- Armiger: Bandung
- Adopted: 8 June 1953
- Shield: Or, a half hexagon Vert, a chief embattled of four Argent and Sable, Barry wavy of ten Argent and Azure
- Motto: Gemah Ripah Wibawa Mukti (Clean, Prosperous, Devout, Friendly)

= Coat of arms of Bandung =

The Coat of arms of Bandung is the official coat of arms of the city of Bandung.
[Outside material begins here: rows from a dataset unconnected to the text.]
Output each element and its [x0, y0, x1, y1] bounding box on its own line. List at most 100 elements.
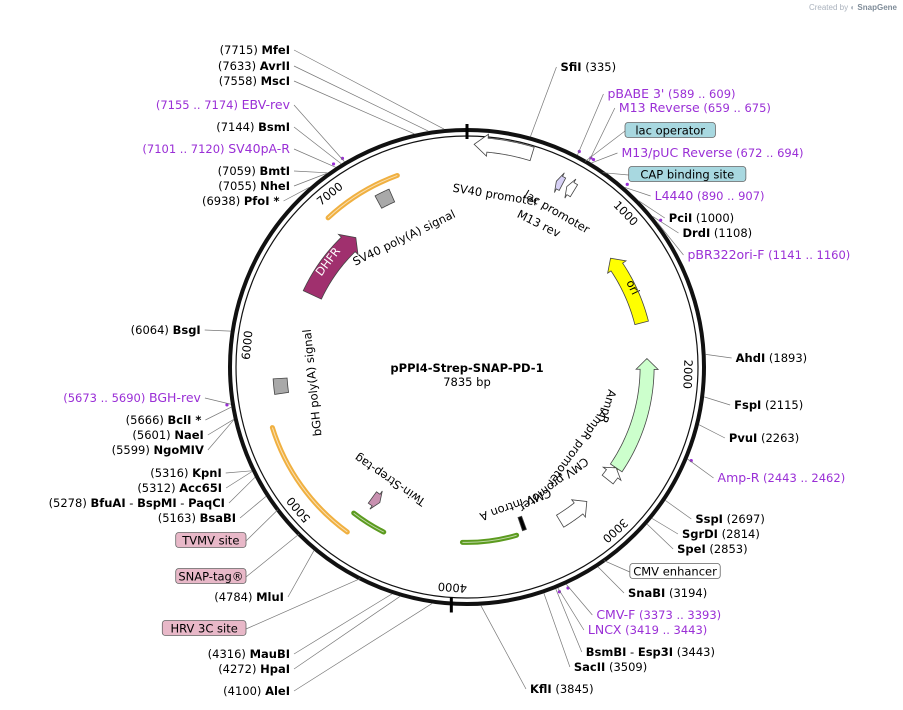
- feature-label-bgh-poly-a-signal: bGH poly(A) signal: [300, 329, 325, 437]
- site-extra: BspMI: [137, 496, 177, 510]
- dhfr-region-arc-highlight: [327, 174, 398, 219]
- site-name: AhdI: [736, 351, 766, 365]
- leader-bfuai: [228, 477, 256, 504]
- site-msci: (7558) MscI: [219, 74, 290, 88]
- box-cmv-enhancer: [629, 563, 721, 579]
- site-extra: Esp3I: [638, 645, 673, 659]
- primer-name: BGH-rev: [149, 390, 202, 405]
- site-primer-pbabe-3: pBABE 3' (589 .. 609): [607, 86, 735, 101]
- strep-region-arc-highlight: [353, 512, 384, 533]
- leader-hpai: [293, 596, 401, 670]
- site-name: MscI: [261, 74, 290, 88]
- site-name: BsgI: [173, 323, 201, 337]
- leader-pvui: [698, 424, 726, 439]
- leader-bsabi: [239, 496, 267, 519]
- site-bmti: (7059) BmtI: [218, 164, 290, 178]
- leader-primer-cmv-f: [566, 584, 593, 616]
- site-pos: (2697): [727, 512, 765, 526]
- site-bsgi: (6064) BsgI: [131, 323, 201, 337]
- site-pos: (1893): [769, 351, 807, 365]
- site-name: MluI: [256, 590, 284, 604]
- site-mfei: (7715) MfeI: [220, 43, 290, 57]
- leader-primer-ebv-rev: [293, 104, 345, 163]
- primer-pos: (672 .. 694): [736, 146, 804, 160]
- site-nhei: (7055) NheI: [218, 179, 290, 193]
- site-pos: (2263): [761, 431, 799, 445]
- primer-name: LNCX: [588, 622, 622, 637]
- primer-marker-m13-puc-reverse: [591, 157, 596, 162]
- site-primer-cmv-f: CMV-F (3373 .. 3393): [596, 607, 721, 622]
- site-pos: (5278): [49, 496, 87, 510]
- site-maubi: (4316) MauBI: [208, 647, 290, 661]
- leader-box-tvmv-site: [245, 509, 279, 542]
- site-primer-pbr322ori-f: pBR322ori-F (1141 .. 1160): [687, 247, 850, 262]
- leader-primer-m13-reverse: [588, 107, 616, 162]
- leader-mlui: [287, 550, 315, 598]
- site-pos: (6938): [202, 194, 240, 208]
- feature-ampr-promoter: [601, 466, 622, 485]
- site-primer-bgh-rev: (5673 .. 5690) BGH-rev: [63, 390, 201, 405]
- site-name: KpnI: [192, 466, 222, 480]
- site-pos: (4316): [208, 647, 246, 661]
- site-pos: (3509): [609, 660, 647, 674]
- leader-box-cap-binding-site: [602, 172, 629, 176]
- leader-box-hrv-3c-site: [245, 578, 361, 630]
- feature-arcs: [269, 172, 650, 545]
- site-pos: (3194): [669, 586, 707, 600]
- site-name: SpeI: [677, 542, 706, 556]
- primer-marker-bgh-rev: [225, 403, 229, 407]
- site-naei: (5601) NaeI: [132, 428, 203, 442]
- site-name: PciI: [669, 211, 692, 225]
- site-kfli: KflI (3845): [530, 682, 594, 696]
- site-pos: (5599): [112, 443, 150, 457]
- feature-ori: [607, 257, 649, 326]
- snapgene-logo-icon: ◐: [850, 3, 856, 12]
- leader-avrii: [293, 65, 429, 132]
- leader-primer-l4440: [624, 187, 651, 197]
- feature-sv40-promoter: [473, 133, 535, 162]
- site-pos: (5666): [126, 413, 164, 427]
- primer-name: L4440: [655, 188, 694, 203]
- site-sfii: SfiI (335): [560, 60, 616, 74]
- primer-name: M13 Reverse: [619, 100, 700, 115]
- primer-marker-lncx: [557, 590, 562, 594]
- primer-pos: (589 .. 609): [668, 87, 736, 101]
- site-pos: (7144): [216, 120, 254, 134]
- site-name: BsaBI: [200, 511, 236, 525]
- feature-cmv-intron-a: [517, 515, 527, 532]
- site-bsabi: (5163) BsaBI: [158, 511, 236, 525]
- site-pos: (2853): [709, 542, 747, 556]
- site-bsmbi: BsmBI - Esp3I (3443): [586, 645, 715, 659]
- primer-name: M13/pUC Reverse: [621, 145, 732, 160]
- leader-ahdi: [705, 354, 732, 359]
- box-tvmv-site: [175, 532, 247, 548]
- leader-spei: [646, 523, 674, 550]
- site-name: BmtI: [259, 164, 290, 178]
- site-pos: (6064): [131, 323, 169, 337]
- site-name: KflI: [530, 682, 552, 696]
- box-hrv-3c-site: [161, 620, 247, 636]
- plasmid-name: pPPI4-Strep-SNAP-PD-1: [390, 361, 543, 375]
- site-pos: (335): [585, 60, 616, 74]
- site-pos: (1108): [714, 226, 752, 240]
- site-pcii: PciI (1000): [669, 211, 734, 225]
- tick-label-2000: 2000: [680, 359, 695, 389]
- leader-primer-pbabe-3: [577, 93, 604, 156]
- feature-ampr: [609, 357, 660, 473]
- leader-pfoi: [283, 186, 310, 202]
- leader-bsgi: [204, 329, 231, 332]
- site-name: AvrII: [260, 59, 290, 73]
- feature-m13-rev: [554, 172, 567, 193]
- feature-label-sv40-poly-a-signal: SV40 poly(A) signal: [350, 207, 457, 269]
- primer-pos: (2443 .. 2462): [763, 471, 845, 485]
- primer-marker-l4440: [625, 182, 629, 186]
- primer-name: EBV-rev: [242, 97, 291, 112]
- site-name: NgoMIV: [153, 443, 203, 457]
- feature-sv40-poly-a-signal: [374, 188, 396, 209]
- site-ngomiv: (5599) NgoMIV: [112, 443, 204, 457]
- tick-label-6000: 6000: [239, 330, 256, 361]
- primer-name: pBABE 3': [607, 86, 664, 101]
- site-drdi: DrdI (1108): [683, 226, 753, 240]
- site-pos: (5601): [132, 428, 170, 442]
- primer-name: CMV-F: [596, 607, 635, 622]
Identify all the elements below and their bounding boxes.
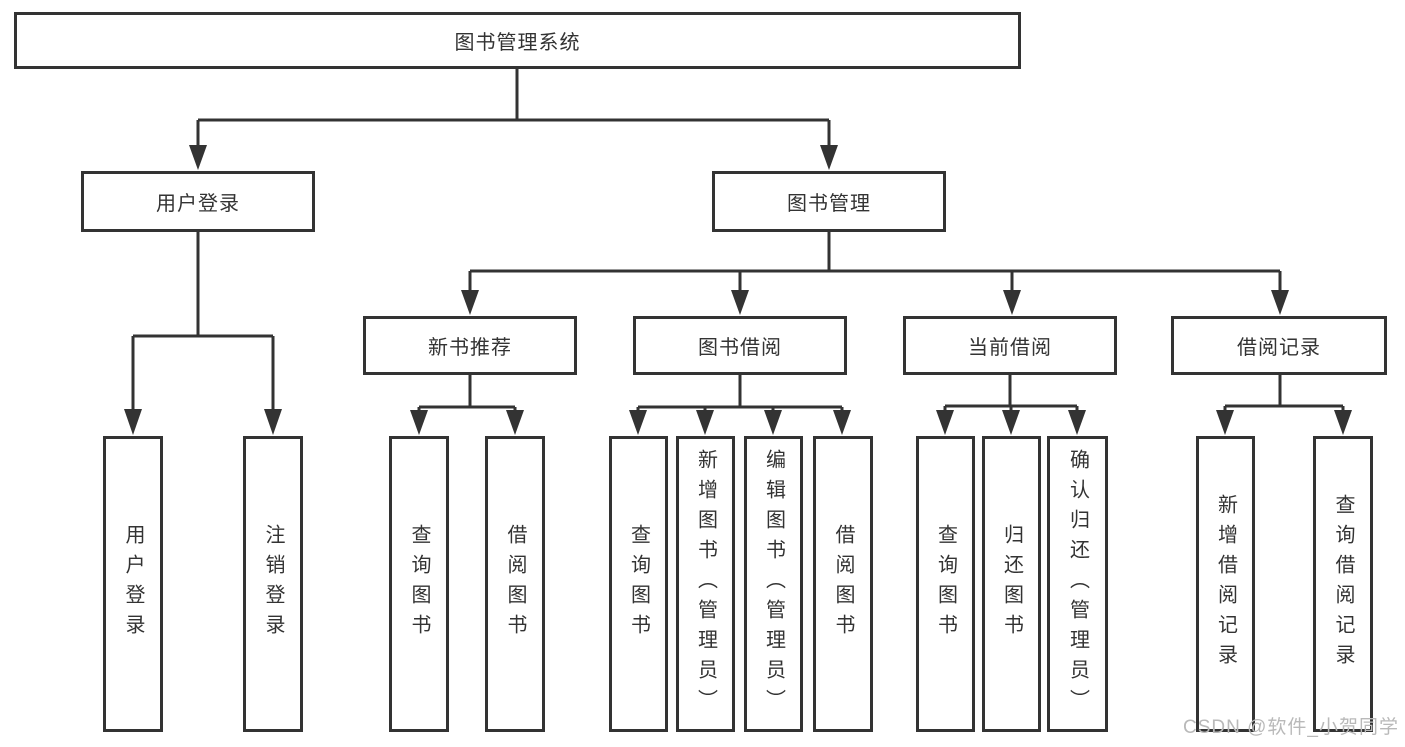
node-borrowing-records: 借阅记录 [1171,316,1387,375]
leaf-confirm-return-admin: 确认归还（管理员） [1047,436,1108,732]
leaf-borrow-books: 借阅图书 [485,436,545,732]
node-book-management: 图书管理 [712,171,946,232]
node-current-borrowing: 当前借阅 [903,316,1117,375]
leaf-edit-books-admin: 编辑图书（管理员） [744,436,803,732]
node-book-borrowing: 图书借阅 [633,316,847,375]
node-new-book-recommendation: 新书推荐 [363,316,577,375]
leaf-query-books: 查询图书 [609,436,668,732]
leaf-add-borrow-record: 新增借阅记录 [1196,436,1255,732]
leaf-query-borrow-record: 查询借阅记录 [1313,436,1373,732]
leaf-add-books-admin: 新增图书（管理员） [676,436,735,732]
leaf-user-login: 用户登录 [103,436,163,732]
leaf-return-books: 归还图书 [982,436,1041,732]
node-user-login: 用户登录 [81,171,315,232]
leaf-query-books: 查询图书 [916,436,975,732]
leaf-borrow-books: 借阅图书 [813,436,873,732]
arrowheads [124,145,1352,435]
node-library-management-system: 图书管理系统 [14,12,1021,69]
leaf-logout: 注销登录 [243,436,303,732]
watermark: CSDN @软件_小贺同学 [1183,717,1399,738]
leaf-query-books: 查询图书 [389,436,449,732]
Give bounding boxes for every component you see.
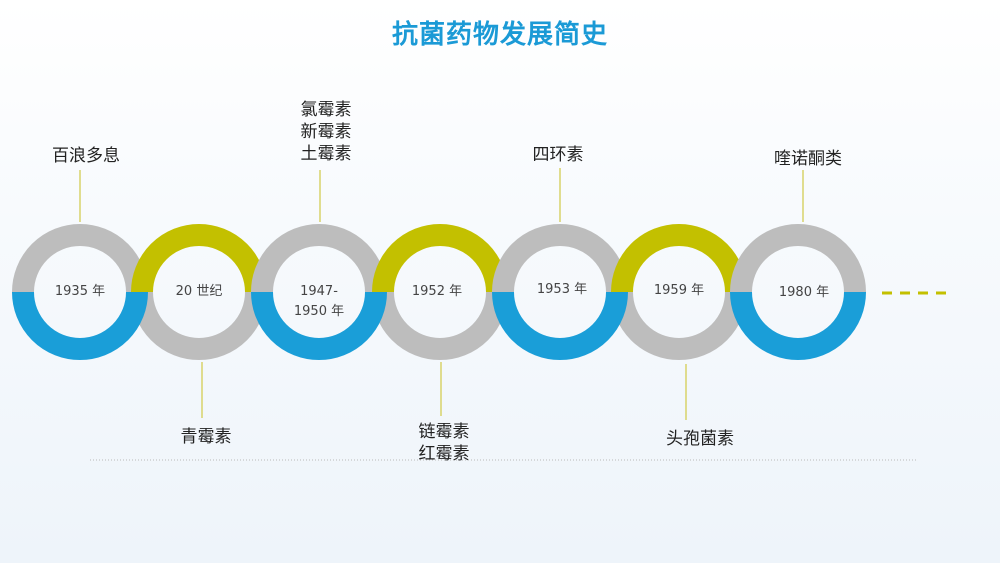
year-1953: 1953 年: [536, 282, 588, 297]
ring-1952-top: [372, 224, 508, 293]
page-title: 抗菌药物发展简史: [391, 20, 608, 50]
drug-label-1980: 喹诺酮类: [774, 149, 842, 169]
ring-1959-bottom: [611, 291, 747, 360]
ring-20c-bottom: [131, 291, 267, 360]
connector-lines: [79, 168, 804, 420]
ring-1953-top: [492, 224, 628, 293]
ring-1953-bottom: [492, 291, 628, 360]
ring-1959-top: [611, 224, 747, 293]
ring-1952-bottom: [372, 291, 508, 360]
year-1935: 1935 年: [54, 284, 106, 299]
drug-label-1947-1950: 氯霉素 新霉素 土霉素: [300, 100, 352, 164]
ring-20c-top: [131, 224, 267, 293]
drug-label-20c: 青霉素: [180, 427, 232, 447]
ring-1935-bottom: [12, 291, 148, 360]
drug-label-1952: 链霉素 红霉素: [418, 422, 470, 464]
year-1959: 1959 年: [653, 283, 705, 298]
drug-label-1935: 百浪多息: [52, 146, 120, 166]
ring-1980-top: [730, 224, 866, 293]
drug-label-1959: 头孢菌素: [666, 429, 734, 449]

The emblem was adopted in June 1953.

==Description==
The half hexagon represent Mount Tangkuban Perahu, The waves represent that Bandung used to be a large lake, on the ribbon is Bandung's official motto in the Sundanese: Gemah Ripah Wibawa Mukti which means (Clean, Prosperous, Devout, Friendly).

===Dutch East Indies===

Coat of arms of Bandoeng during Dutch colonial era, granted in 1931.

The first emblem of Bandung was officially granted on 11 August 1931. The arms consisted of a shield, divided diagonally by an embattled line, on the left side there are a wave of ten blue and white, and on the right side is yellow. The arms were supported by lions, above the arms was a mural crown, The motto in Latin says Ex Undis Sol (From the waves, the sun).